Re: Regex: how to consider an unknown number of tabs?
by bichonfrise74 (Vicar) on Apr 04, 2010 at 16:54 UTC
    Consider this checking out the $/ - input record separator in perlvar.
    #!/usr/bin/perl use strict; local $/ = "\n\n"; while (<DATA>) { print if ( ! /^r145/ ); } __DATA__ c114: 0245, 0456, 1545 2555, 2444, 0344 0444, 3434, 1434 r145: 0544, 0688, 2988 1332, 0221, 0867 0655, 4548, 7463 c12: 2322, 0556, 3998 3545, 2002, 4500 5650, 0830, 3324 3433, 7070, 3404
Re: Regex: how to consider an unknown number of tabs?
by balakrishnan (Monk) on Apr 04, 2010 at 16:05 UTC
    You can also try the below code to achieve your need.
    use IO::File; my $fh = new IO::File "input_file", "r"; my @lines = <$fh>; my $pattern = "r145"; my ($para,@output); foreach my $line(@lines) { if($line =~ /^(\S+)/ ) { if($line =~ /^$pattern/) { $para = undef; } else { $para = $1; push @output,$line; } } elsif(defined($para) ) { push @output,$line; } } print @output;
Re: Regex: how to consider an unknown number of tabs?
by Gangabass (Vicar) on Apr 04, 2010 at 14:30 UTC
    perldoc split

    But can you explain what (and why) you need?

Re: Regex: how to consider an unknown number of tabs?
by PeterPeiGuo (Hermit) on Apr 04, 2010 at 16:38 UTC

    Since you already know how to use regexp to find out those rows start with r, you can find out those c rows in the same way, and that's where the deletion stops.

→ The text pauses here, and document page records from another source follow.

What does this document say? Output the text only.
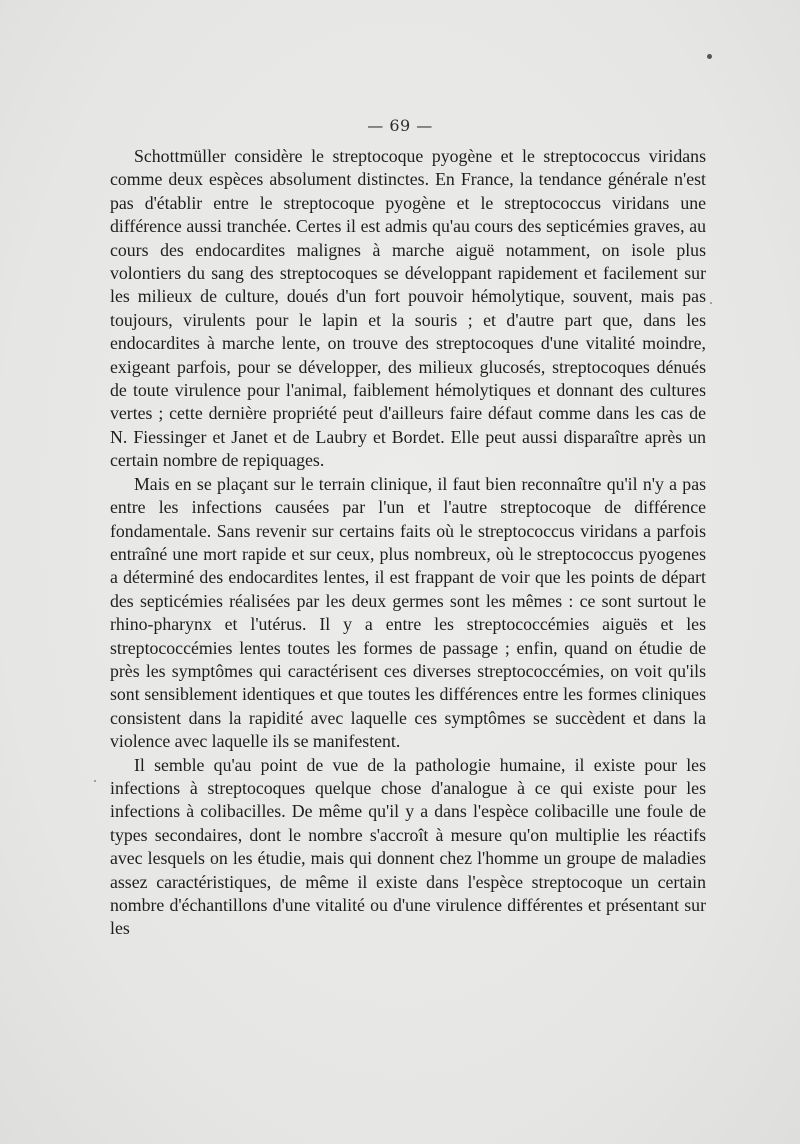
— 69 —

Schottmüller considère le streptocoque pyogène et le streptococcus viridans comme deux espèces absolument distinctes. En France, la tendance générale n'est pas d'établir entre le streptocoque pyogène et le streptococcus viridans une différence aussi tranchée. Certes il est admis qu'au cours des septicémies graves, au cours des endocardites malignes à marche aiguë notamment, on isole plus volontiers du sang des streptocoques se développant rapidement et facilement sur les milieux de culture, doués d'un fort pouvoir hémolytique, souvent, mais pas toujours, virulents pour le lapin et la souris ; et d'autre part que, dans les endocardites à marche lente, on trouve des streptocoques d'une vitalité moindre, exigeant parfois, pour se développer, des milieux glucosés, streptocoques dénués de toute virulence pour l'animal, faiblement hémolytiques et donnant des cultures vertes ; cette dernière propriété peut d'ailleurs faire défaut comme dans les cas de N. Fiessinger et Janet et de Laubry et Bordet. Elle peut aussi disparaître après un certain nombre de repiquages.

Mais en se plaçant sur le terrain clinique, il faut bien reconnaître qu'il n'y a pas entre les infections causées par l'un et l'autre streptocoque de différence fondamentale. Sans revenir sur certains faits où le streptococcus viridans a parfois entraîné une mort rapide et sur ceux, plus nombreux, où le streptococcus pyogenes a déterminé des endocardites lentes, il est frappant de voir que les points de départ des septicémies réalisées par les deux germes sont les mêmes : ce sont surtout le rhino-pharynx et l'utérus. Il y a entre les streptococcémies aiguës et les streptococcémies lentes toutes les formes de passage ; enfin, quand on étudie de près les symptômes qui caractérisent ces diverses streptococcémies, on voit qu'ils sont sensiblement identiques et que toutes les différences entre les formes cliniques consistent dans la rapidité avec laquelle ces symptômes se succèdent et dans la violence avec laquelle ils se manifestent.

Il semble qu'au point de vue de la pathologie humaine, il existe pour les infections à streptocoques quelque chose d'analogue à ce qui existe pour les infections à colibacilles. De même qu'il y a dans l'espèce colibacille une foule de types secondaires, dont le nombre s'accroît à mesure qu'on multiplie les réactifs avec lesquels on les étudie, mais qui donnent chez l'homme un groupe de maladies assez caractéristiques, de même il existe dans l'espèce streptocoque un certain nombre d'échantillons d'une vitalité ou d'une virulence différentes et présentant sur les
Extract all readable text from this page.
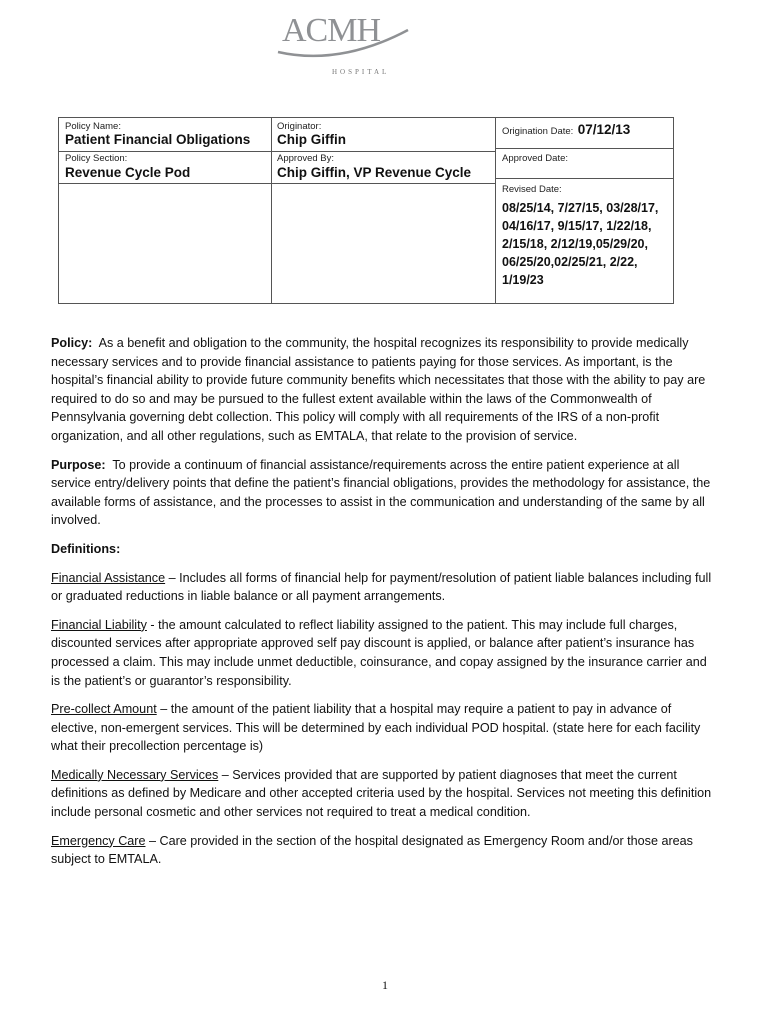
ACMH
HOSPITAL
Policy Name:
Patient Financial Obligations
Originator:
Chip Giffin
Origination Date: 07/12/13
Policy Section:
Revenue Cycle Pod
Approved By:
Chip Giffin, VP Revenue Cycle
Approved Date:
Revised Date:
08/25/14, 7/27/15, 03/28/17, 04/16/17, 9/15/17, 1/22/18, 2/15/18, 2/12/19,05/29/20, 06/25/20,02/25/21, 2/22, 1/19/23

Policy: As a benefit and obligation to the community, the hospital recognizes its responsibility to provide medically necessary services and to provide financial assistance to patients paying for those services. As important, is the hospital’s financial ability to provide future community benefits which necessitates that those with the ability to pay are required to do so and may be pursued to the fullest extent available within the laws of the Commonwealth of Pennsylvania governing debt collection. This policy will comply with all requirements of the IRS of a non-profit organization, and all other regulations, such as EMTALA, that relate to the provision of service.

Purpose: To provide a continuum of financial assistance/requirements across the entire patient experience at all service entry/delivery points that define the patient’s financial obligations, provides the methodology for assistance, the available forms of assistance, and the processes to assist in the communication and understanding of the same by all involved.

Definitions:

Financial Assistance – Includes all forms of financial help for payment/resolution of patient liable balances including full or graduated reductions in liable balance or all payment arrangements.

Financial Liability - the amount calculated to reflect liability assigned to the patient. This may include full charges, discounted services after appropriate approved self pay discount is applied, or balance after patient’s insurance has processed a claim. This may include unmet deductible, coinsurance, and copay assigned by the insurance carrier and is the patient’s or guarantor’s responsibility.

Pre-collect Amount – the amount of the patient liability that a hospital may require a patient to pay in advance of elective, non-emergent services. This will be determined by each individual POD hospital. (state here for each facility what their precollection percentage is)

Medically Necessary Services – Services provided that are supported by patient diagnoses that meet the current definitions as defined by Medicare and other accepted criteria used by the hospital. Services not meeting this definition include personal cosmetic and other services not required to treat a medical condition.

Emergency Care – Care provided in the section of the hospital designated as Emergency Room and/or those areas subject to EMTALA.

1
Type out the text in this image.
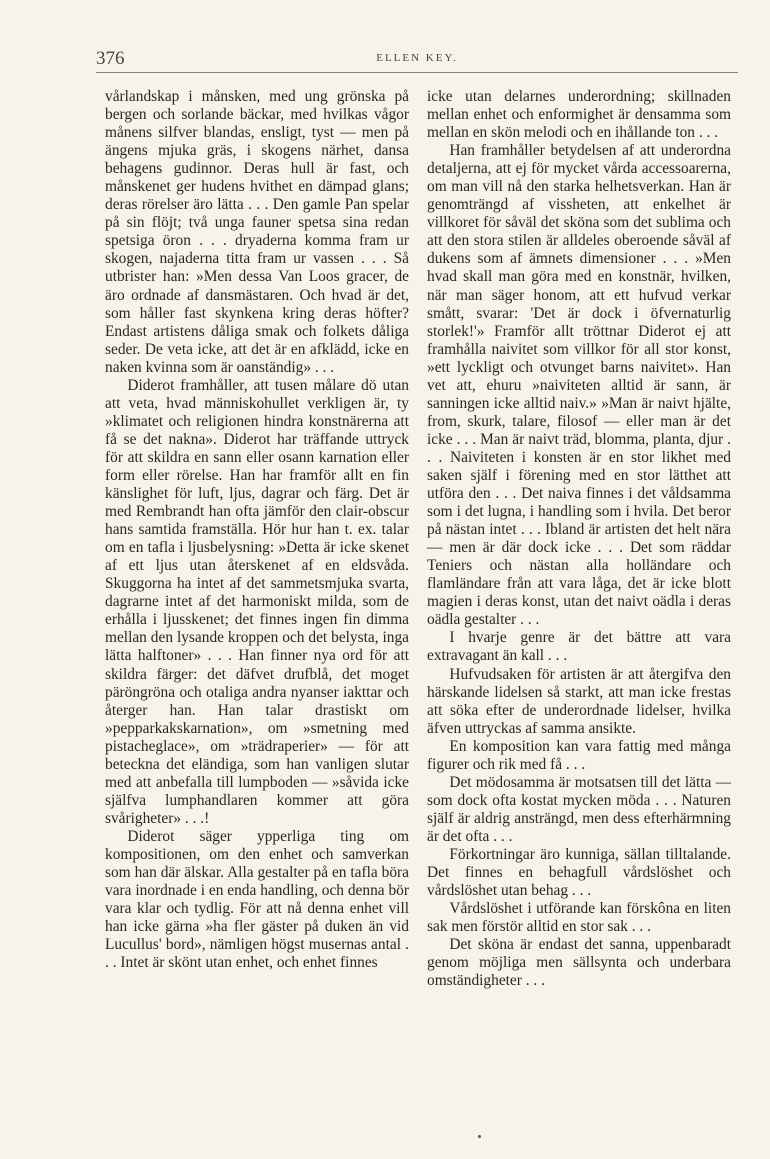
376	ELLEN KEY.

vårlandskap i månsken, med ung grönska på bergen och sorlande bäckar, med hvilkas vågor månens silfver blandas, ensligt, tyst — men på ängens mjuka gräs, i skogens närhet, dansa behagens gudinnor. Deras hull är fast, och månskenet ger hudens hvithet en dämpad glans; deras rörelser äro lätta . . . Den gamle Pan spelar på sin flöjt; två unga fauner spetsa sina redan spetsiga öron . . . dryaderna komma fram ur skogen, najaderna titta fram ur vassen . . . Så utbrister han: »Men dessa Van Loos gracer, de äro ordnade af dansmästaren. Och hvad är det, som håller fast skynkena kring deras höfter? Endast artistens dåliga smak och folkets dåliga seder. De veta icke, att det är en afklädd, icke en naken kvinna som är oanständig» . . .

Diderot framhåller, att tusen målare dö utan att veta, hvad människohullet verkligen är, ty »klimatet och religionen hindra konstnärerna att få se det nakna». Diderot har träffande uttryck för att skildra en sann eller osann karnation eller form eller rörelse. Han har framför allt en fin känslighet för luft, ljus, dagrar och färg. Det är med Rembrandt han ofta jämför den clair-obscur hans samtida framställa. Hör hur han t. ex. talar om en tafla i ljusbelysning: »Detta är icke skenet af ett ljus utan återskenet af en eldsvåda. Skuggorna ha intet af det sammetsmjuka svarta, dagrarne intet af det harmoniskt milda, som de erhålla i ljusskenet; det finnes ingen fin dimma mellan den lysande kroppen och det belysta, inga lätta halftoner» . . . Han finner nya ord för att skildra färger: det däfvet drufblå, det moget päröngröna och otaliga andra nyanser iakttar och återger han. Han talar drastiskt om »pepparkakskarnation», om »smetning med pistacheglace», om »trädraperier» — för att beteckna det eländiga, som han vanligen slutar med att anbefalla till lumpboden — »såvida icke själfva lumphandlaren kommer att göra svårigheter» . . .!

Diderot säger ypperliga ting om kompositionen, om den enhet och samverkan som han där älskar. Alla gestalter på en tafla böra vara inordnade i en enda handling, och denna bör vara klar och tydlig. För att nå denna enhet vill han icke gärna »ha fler gäster på duken än vid Lucullus' bord», nämligen högst musernas antal . . . Intet är skönt utan enhet, och enhet finnes

icke utan delarnes underordning; skillnaden mellan enhet och enformighet är densamma som mellan en skön melodi och en ihållande ton . . .

Han framhåller betydelsen af att underordna detaljerna, att ej för mycket vårda accessoarerna, om man vill nå den starka helhetsverkan. Han är genomträngd af vissheten, att enkelhet är villkoret för såväl det sköna som det sublima och att den stora stilen är alldeles oberoende såväl af dukens som af ämnets dimensioner . . . »Men hvad skall man göra med en konstnär, hvilken, när man säger honom, att ett hufvud verkar smått, svarar: 'Det är dock i öfvernaturlig storlek!'» Framför allt tröttnar Diderot ej att framhålla naivitet som villkor för all stor konst, »ett lyckligt och otvunget barns naivitet». Han vet att, ehuru »naiviteten alltid är sann, är sanningen icke alltid naiv.» »Man är naivt hjälte, from, skurk, talare, filosof — eller man är det icke . . . Man är naivt träd, blomma, planta, djur . . . Naiviteten i konsten är en stor likhet med saken själf i förening med en stor lätthet att utföra den . . . Det naiva finnes i det våldsamma som i det lugna, i handling som i hvila. Det beror på nästan intet . . . Ibland är artisten det helt nära — men är där dock icke . . . Det som räddar Teniers och nästan alla holländare och flamländare från att vara låga, det är icke blott magien i deras konst, utan det naivt oädla i deras oädla gestalter . . .

I hvarje genre är det bättre att vara extravagant än kall . . .

Hufvudsaken för artisten är att återgifva den härskande lidelsen så starkt, att man icke frestas att söka efter de underordnade lidelser, hvilka äfven uttryckas af samma ansikte.

En komposition kan vara fattig med många figurer och rik med få . . .

Det mödosamma är motsatsen till det lätta — som dock ofta kostat mycken möda . . . Naturen själf är aldrig ansträngd, men dess efterhärmning är det ofta . . .

Förkortningar äro kunniga, sällan tilltalande. Det finnes en behagfull vårdslöshet och vårdslöshet utan behag . . .

Vårdslöshet i utförande kan förskôna en liten sak men förstör alltid en stor sak . . .

Det sköna är endast det sanna, uppenbaradt genom möjliga men sällsynta och underbara omständigheter . . .
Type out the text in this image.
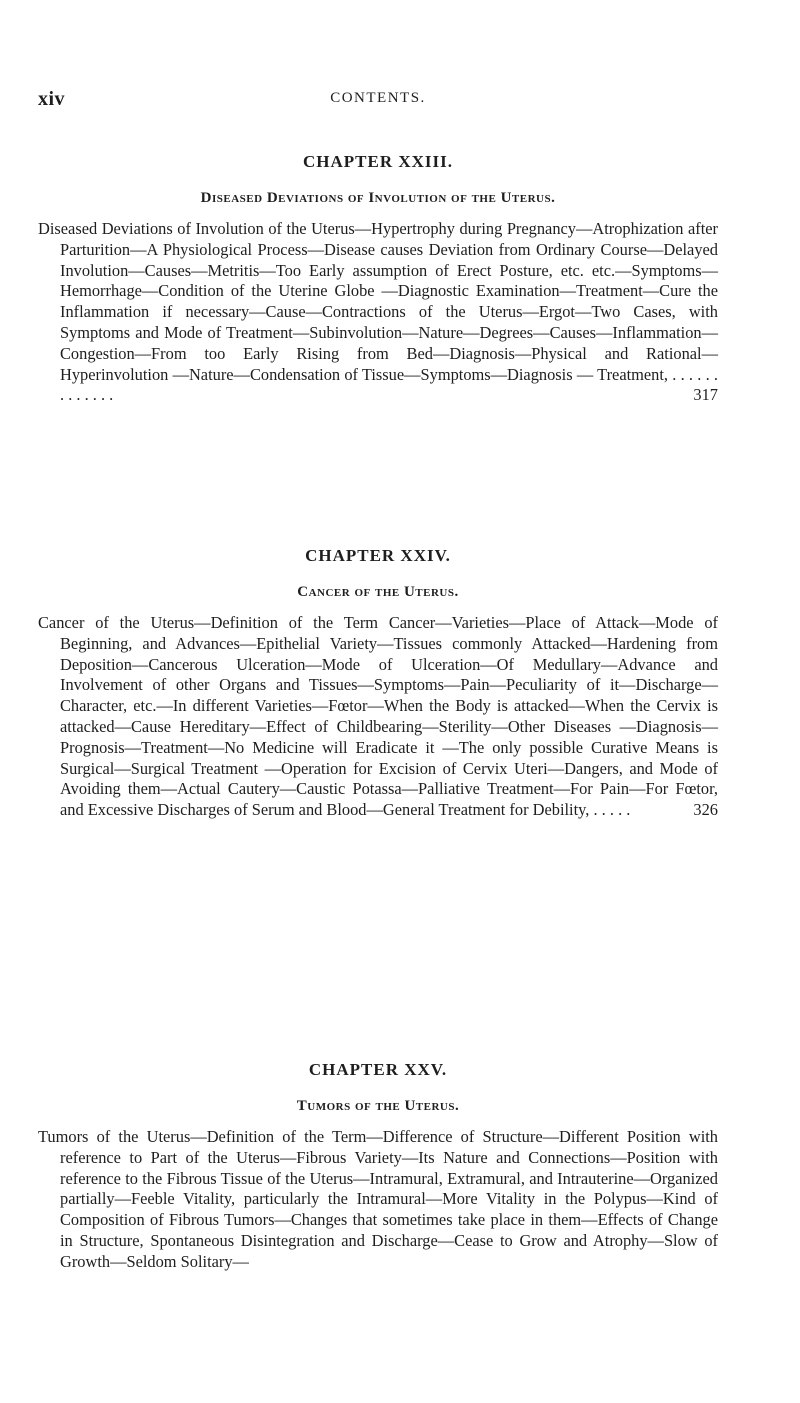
xiv	CONTENTS.
CHAPTER XXIII.
Diseased Deviations of Involution of the Uterus.

Diseased Deviations of Involution of the Uterus—Hypertrophy during Pregnancy—Atrophization after Parturition—A Physiological Process—Disease causes Deviation from Ordinary Course—Delayed Involution—Causes—Metritis—Too Early assumption of Erect Posture, etc. etc.—Symptoms—Hemorrhage—Condition of the Uterine Globe —Diagnostic Examination—Treatment—Cure the Inflammation if necessary—Cause—Contractions of the Uterus—Ergot—Two Cases, with Symptoms and Mode of Treatment—Subinvolution—Nature—Degrees—Causes—Inflammation—Congestion—From too Early Rising from Bed—Diagnosis—Physical and Rational—Hyperinvolution —Nature—Condensation of Tissue—Symptoms—Diagnosis — Treatment, . . . . . . . . . . . . .	317

CHAPTER XXIV.
Cancer of the Uterus.

Cancer of the Uterus—Definition of the Term Cancer—Varieties—Place of Attack—Mode of Beginning, and Advances—Epithelial Variety—Tissues commonly Attacked—Hardening from Deposition—Cancerous Ulceration—Mode of Ulceration—Of Medullary—Advance and Involvement of other Organs and Tissues—Symptoms—Pain—Peculiarity of it—Discharge—Character, etc.—In different Varieties—Fœtor—When the Body is attacked—When the Cervix is attacked—Cause Hereditary—Effect of Childbearing—Sterility—Other Diseases —Diagnosis—Prognosis—Treatment—No Medicine will Eradicate it —The only possible Curative Means is Surgical—Surgical Treatment —Operation for Excision of Cervix Uteri—Dangers, and Mode of Avoiding them—Actual Cautery—Caustic Potassa—Palliative Treatment—For Pain—For Fœtor, and Excessive Discharges of Serum and Blood—General Treatment for Debility, . . . . .	326

CHAPTER XXV.
Tumors of the Uterus.

Tumors of the Uterus—Definition of the Term—Difference of Structure—Different Position with reference to Part of the Uterus—Fibrous Variety—Its Nature and Connections—Position with reference to the Fibrous Tissue of the Uterus—Intramural, Extramural, and Intrauterine—Organized partially—Feeble Vitality, particularly the Intramural—More Vitality in the Polypus—Kind of Composition of Fibrous Tumors—Changes that sometimes take place in them—Effects of Change in Structure, Spontaneous Disintegration and Discharge—Cease to Grow and Atrophy—Slow of Growth—Seldom Solitary—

    That's essentially couple of replies above do.

Re: Regex: how to consider an unknown number of tabs?
by biohisham (Priest) on Apr 05, 2010 at 08:50 UTC
    Change the definition of "$/" about what a new line is, in this case, the records are separated on each empty line and no chomping's done hence the records structure is preserved for each line, however, you might wanna chop if you wanted to get rid of the trailing new line characters for each independent record..
    use strict; use warnings; local $/=''; #Empty lines are the record terminators while(<DATA>){ # print if !/^r145/; print unless /^r145/; } __DATA__ c114: 0245, 0456, 1545 2555, 2444, 0344 0444, 3434, 1434 r145: 0544, 0688, 2988 1332, 0221, 0867 0655, 4548, 7463 c12: 2322, 0556, 3998 3545, 2002, 4500 5650, 0830, 3324 3433, 7070, 3404
    OUTPUTS:
    c114: 0245, 0456, 1545 2555, 2444, 0344 0444, 3434, 1434 c12: 2322, 0556, 3998 3545, 2002, 4500 5650, 0830, 3324 3433, 7070, 3404


    Excellence is an Endeavor of Persistence. Chance Favors a Prepared Mind.